If the organization has **CC email routing** enabled (default option), ticket create and customer-visible message create accept `external_recipient_emails`:

* On **ticket create**, the list sets the ticket's external CC snapshot for that moment only; omitting the field means no external CCs at creation. The requester's email is always kept on the list.
* On **message create**, the list applies to that message's snapshot only; it does not rewrite the ticket row.

## Messages

**Messages** are the thread: customer replies, associate replies, internal notes, system events, and CC participants. Messages are immutable.

Nested under:

```text theme={null}
/organizations/{organization_id}/tickets/{ticket_id}/messages/
```

### Roles

| `role`      | Typical meaning                                                       |
| ----------- | --------------------------------------------------------------------- |
| `customer`  | Inbound from the requester (API value; interface may say “requester”) |
| `cc`        | Inbound from an external CC participant                               |
| `associate` | Support associate (a human user) from your team                       |
| `system`    | Automated system line (closures, reminders)                           |

### Visibility

`is_visible_to_customer` controls whether the message is part of the customer-facing thread. Internal notes are associate-only.

### Content fields

Messages (and ticket descriptions) may include both:

* `content` — plain text
* `content_html` — HTML\
  When both are present, **display the longer of the two** when rendering to users. The same rule applies when processing inbound content in integrations.

### Creating messages

The **create message** operation adds a reply or internal note. It can drive workflow side effects (status changes, assignee updates) via `next_action` where supported—see the request schema in OpenAPI.

## Inboxes

Each ticket belongs to an **inbox** (routing address / queue). Inbox appears on ticket payloads as `id`, `name`, and `email_prefix`.
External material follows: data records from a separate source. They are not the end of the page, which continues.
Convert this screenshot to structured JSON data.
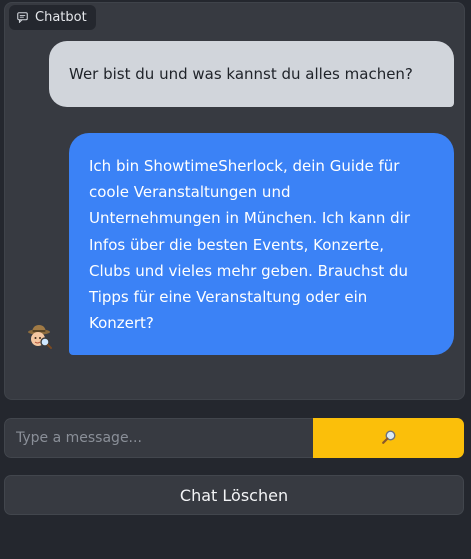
{
  "chatbot": {
    "label": "Chatbot",
    "label_icon": "chat-bubble-icon"
  },
  "messages": [
    {
      "role": "user",
      "text": "Wer bist du und was kannst du alles machen?"
    },
    {
      "role": "bot",
      "avatar_icon": "detective-avatar-icon",
      "lines": [
        "Ich bin ShowtimeSherlock, dein Guide für",
        "coole Veranstaltungen und",
        "Unternehmungen in München. Ich kann dir",
        "Infos über die besten Events, Konzerte,",
        "Clubs und vieles mehr geben. Brauchst du",
        "Tipps für eine Veranstaltung oder ein",
        "Konzert?"
      ]
    }
  ],
  "composer": {
    "input_value": "",
    "placeholder": "Type a message...",
    "send_icon": "magnifier-icon",
    "send_color": "#fbbf0a"
  },
  "clear_button": {
    "label": "Chat Löschen"
  },
  "colors": {
    "user_bubble": "#d1d5db",
    "bot_bubble": "#3b82f6",
    "background": "#24272e",
    "panel": "#373a41"
  }
}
> ***NOTE:***  Integration tokens see all inboxes in the organization (unlike human users, who may be inbox-restricted).

## Help Center

Under `/organizations/{organization_id}/portal/`:

| Resource            | Purpose                                                                               |
| ------------------- | ------------------------------------------------------------------------------------- |
| **Portal settings** | Singleton configuration for the customer-facing portal (get / full or partial update) |
| **Collections**     | Hierarchical groupings for articles; includes a **tree** view                         |
| **Articles**        | Knowledge base articles (CRUD)                                                        |
| **Article search**  | Full-text search across title, excerpt, and body                                      |

Help Center resources are independent of tickets but share the same organization scope and token auth.

> ***NOTE:***  All AI agents (chat, email draft, etc) use Help Center articles to provide support. AI assistance is as good as your knowledge base.